A inciativa, idealizada por centrais sindicais e sindicatos de trabalhadores, terá prosseguimento durante todo o mês, com panfletagem na Grade Vitória e em pontos estratégicos do interior do Estado e atos de protesto.
A expectativa é que o governo reforce os trabalhos de convencimento de sua base aliada no Congresso na tentativa de garantir a aprovação da reforma na Câmara, ainda em fevereiro.
De acordo com o governo Michel Temer, a medida é necessária para controlar o déficit nas contas públicas – apenas no ano passado, o rombo da Previdência foi de R$ 268,8 bilhões.
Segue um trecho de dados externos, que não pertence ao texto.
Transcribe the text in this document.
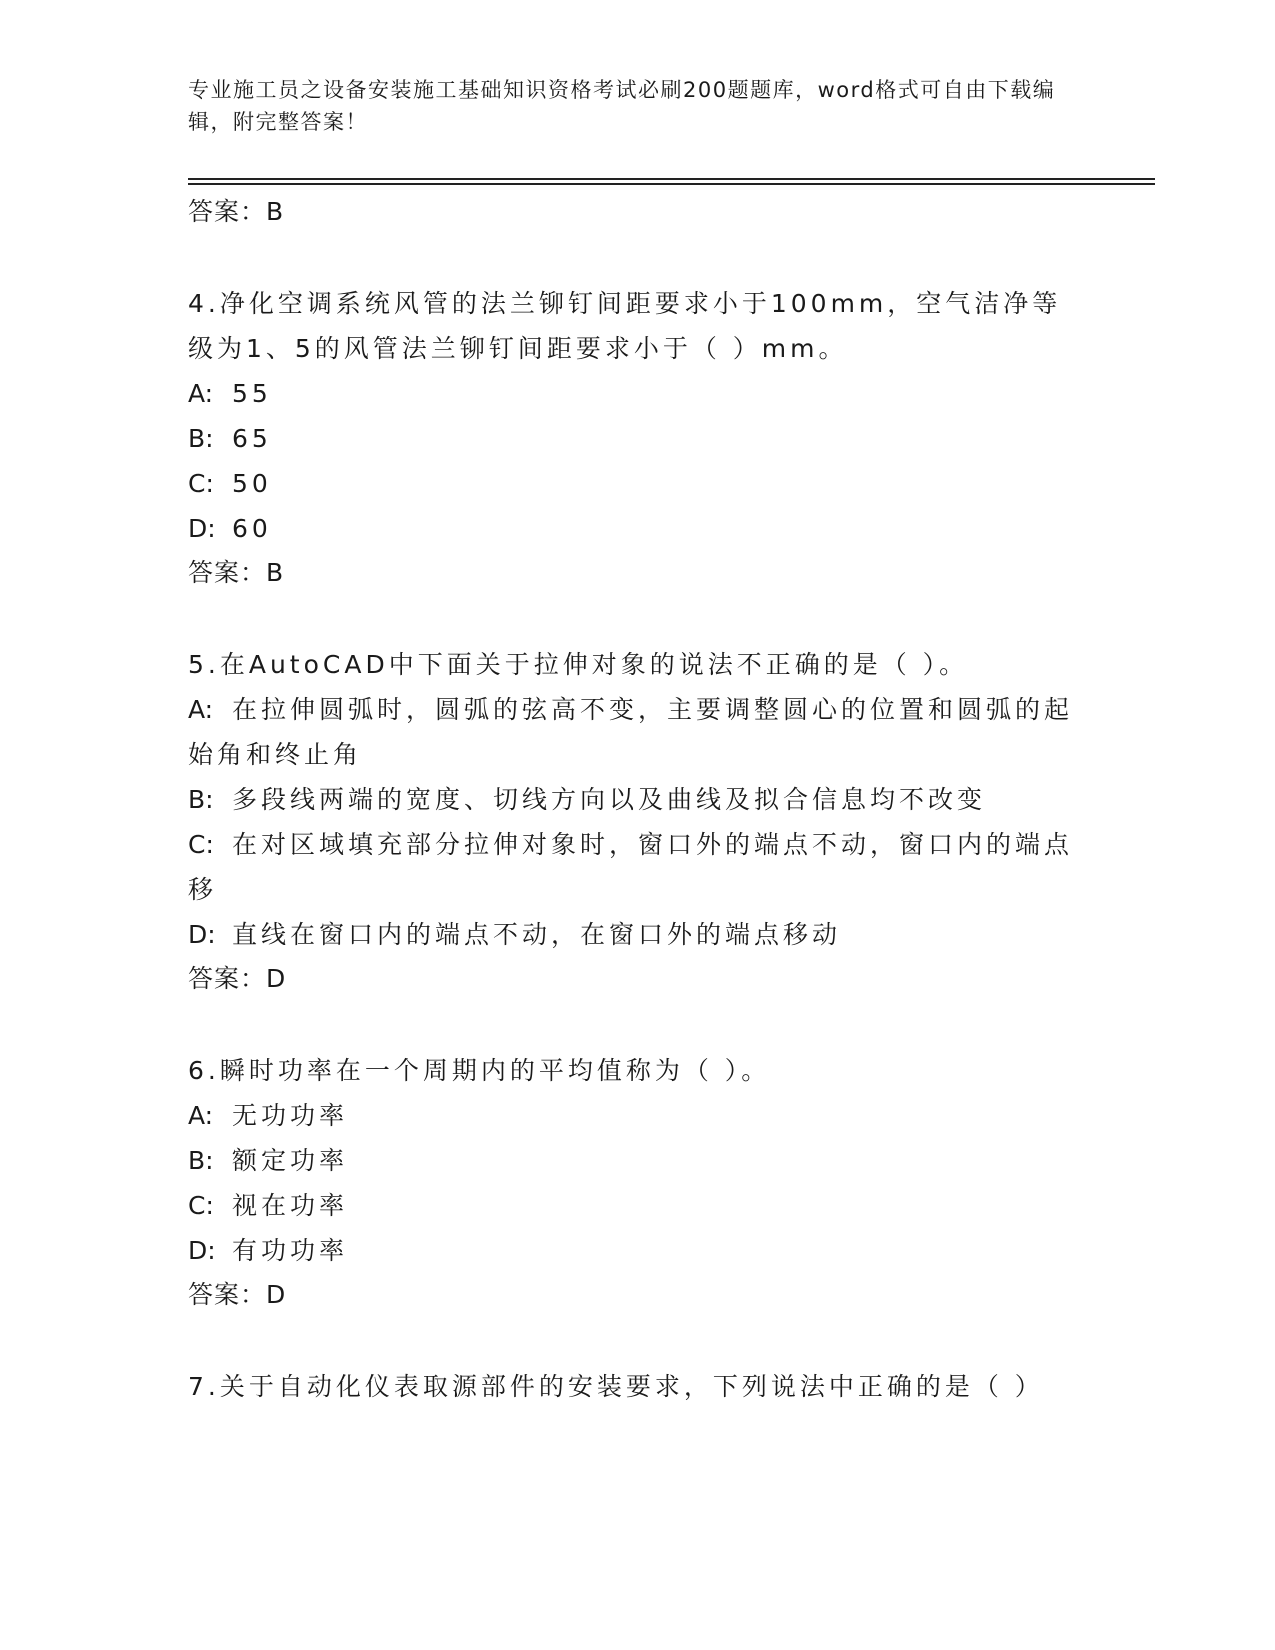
专业施工员之设备安装施工基础知识资格考试必刷200题题库，word格式可自由下载编辑，附完整答案！
答案：B
4.净化空调系统风管的法兰铆钉间距要求小于100mm，空气洁净等级为1、5的风管法兰铆钉间距要求小于（ ）mm。
A: 55
B: 65
C: 50
D: 60
答案：B
5.在AutoCAD中下面关于拉伸对象的说法不正确的是（ ）。
A: 在拉伸圆弧时，圆弧的弦高不变，主要调整圆心的位置和圆弧的起始角和终止角
B: 多段线两端的宽度、切线方向以及曲线及拟合信息均不改变
C: 在对区域填充部分拉伸对象时，窗口外的端点不动，窗口内的端点移
D: 直线在窗口内的端点不动，在窗口外的端点移动
答案：D
6.瞬时功率在一个周期内的平均值称为（ ）。
A: 无功功率
B: 额定功率
C: 视在功率
D: 有功功率
答案：D
7.关于自动化仪表取源部件的安装要求，下列说法中正确的是（ ）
Esses números, porém, são contestados.
O governo Temer nega, mas as alterações que constam no seu projeto vão dificultar ainda mais a aposentadoria, principalmente dos trabalhadores rurais.
A reforma encontra focos de resistência entre os a base aliada do governo no Congresso. Os parlamentares se preocupam com a repercussão das mudanças, consideradas altamente impopulares, em pleno ano eleitoral.
O desgaste pode se sentido pela classe política a partir da aprovação da reforma Trabalhista, em 2017.
A bancada capixaba na Câmara dos Deputados, que se dividiu na votação da reforma Trabalhista, agora se posiciona a maioria contra as mudanças na Previdência.
Dos dez deputados, seis já anunciaram votar contra o projeto: Givaldo Vieira e Helder Salomão, do PT; Norma Ayub (DEM); Carlos Manato (SD); Paulo Foletto (PSB); e Sérgio Vidigal (PDT). O deputado Lelo Coimbra (PMDB), líder da maioria de Temer na Câmara, vai votar a favor da proposta. Já Marcus Vicente (PP), Evair de Melo (PV) e Jorge Silva (PHS) ainda não anunciaram posição.